Słoneczna obietnica

Mal. 4:2

04 luty 2022

Słoneczna obietnica

Autor:
Piotr Litkowicz

A dla was, czczących moje imię, wzejdzie słońce sprawiedliwości i uzdrowienie w jego skrzydłach. Wyjdziecie [swobodnie] i będziecie podskakiwać jak tuczone cielęta. (Mal. 4:2)

Przełykam cholekalcyferol (C27H44O). W tej jednej kapsułce jest aż 5.000 jednostek aktywnych. Za oknem wstaje nowy dzień. Nocny deszcz zmył resztki śniegu. Dzisiaj już 4 dzień lutego.
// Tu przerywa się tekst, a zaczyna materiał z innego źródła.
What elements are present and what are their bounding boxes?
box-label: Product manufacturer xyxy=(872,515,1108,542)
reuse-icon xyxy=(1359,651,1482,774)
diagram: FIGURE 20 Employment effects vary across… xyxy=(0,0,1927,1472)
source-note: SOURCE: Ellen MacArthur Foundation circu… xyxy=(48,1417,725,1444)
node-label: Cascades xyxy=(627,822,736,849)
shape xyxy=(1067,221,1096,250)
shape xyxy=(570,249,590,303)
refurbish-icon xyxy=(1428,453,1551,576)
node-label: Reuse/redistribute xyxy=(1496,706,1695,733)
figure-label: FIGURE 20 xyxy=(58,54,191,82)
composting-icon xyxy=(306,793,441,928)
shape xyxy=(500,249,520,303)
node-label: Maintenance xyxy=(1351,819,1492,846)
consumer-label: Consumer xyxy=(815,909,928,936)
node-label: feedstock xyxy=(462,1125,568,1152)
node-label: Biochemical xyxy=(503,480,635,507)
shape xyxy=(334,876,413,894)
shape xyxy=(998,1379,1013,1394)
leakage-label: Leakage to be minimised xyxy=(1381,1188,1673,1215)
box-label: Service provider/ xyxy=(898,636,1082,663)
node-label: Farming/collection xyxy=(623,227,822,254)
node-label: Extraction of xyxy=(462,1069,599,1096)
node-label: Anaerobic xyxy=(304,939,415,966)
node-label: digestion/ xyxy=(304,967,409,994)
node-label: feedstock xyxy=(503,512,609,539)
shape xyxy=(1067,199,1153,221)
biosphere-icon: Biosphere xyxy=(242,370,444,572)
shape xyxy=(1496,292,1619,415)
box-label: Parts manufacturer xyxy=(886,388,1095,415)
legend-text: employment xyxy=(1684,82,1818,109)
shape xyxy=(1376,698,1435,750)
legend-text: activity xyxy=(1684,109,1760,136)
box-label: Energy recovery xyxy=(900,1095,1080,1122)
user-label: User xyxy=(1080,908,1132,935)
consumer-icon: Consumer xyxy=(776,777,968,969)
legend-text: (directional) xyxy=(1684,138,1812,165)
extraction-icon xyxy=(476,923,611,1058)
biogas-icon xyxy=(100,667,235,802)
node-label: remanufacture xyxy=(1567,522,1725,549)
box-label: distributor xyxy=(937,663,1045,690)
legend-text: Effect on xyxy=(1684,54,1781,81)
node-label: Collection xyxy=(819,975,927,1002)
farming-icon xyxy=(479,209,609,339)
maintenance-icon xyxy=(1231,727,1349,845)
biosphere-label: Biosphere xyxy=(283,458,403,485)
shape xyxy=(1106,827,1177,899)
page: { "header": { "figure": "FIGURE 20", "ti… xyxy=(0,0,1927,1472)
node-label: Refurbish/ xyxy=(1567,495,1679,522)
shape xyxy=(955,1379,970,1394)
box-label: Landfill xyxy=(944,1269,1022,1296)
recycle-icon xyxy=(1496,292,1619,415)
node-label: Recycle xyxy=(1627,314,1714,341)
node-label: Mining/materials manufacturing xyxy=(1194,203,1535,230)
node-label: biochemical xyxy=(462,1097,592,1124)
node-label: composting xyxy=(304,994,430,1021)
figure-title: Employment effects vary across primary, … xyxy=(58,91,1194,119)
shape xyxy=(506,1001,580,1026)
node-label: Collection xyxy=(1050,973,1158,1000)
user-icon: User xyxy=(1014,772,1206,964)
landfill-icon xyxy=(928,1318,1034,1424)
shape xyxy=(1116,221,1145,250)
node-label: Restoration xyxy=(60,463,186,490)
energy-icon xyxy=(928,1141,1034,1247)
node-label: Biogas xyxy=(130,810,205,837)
Jest mokro i pochmurnie, a ja tęsknię za słońcem.

Światła dziennego o temperaturze barw w zakresie pomiędzy 5500–7000 K i natężeniu słonecznego letniego dnia nie można po prostu zamknąć w pigułce witaminy D3. Połknąłem już dzisiejszą dawkę substytutu, ale i tak marzę o promieniach, które nie palą, ale uzdrawiają, dają radość i wolność.

Drogą do Dobrego Światła jest pokora, wierne oddanie i bojaźń Pana (Mal. 3:16-18, Mal. 4:1).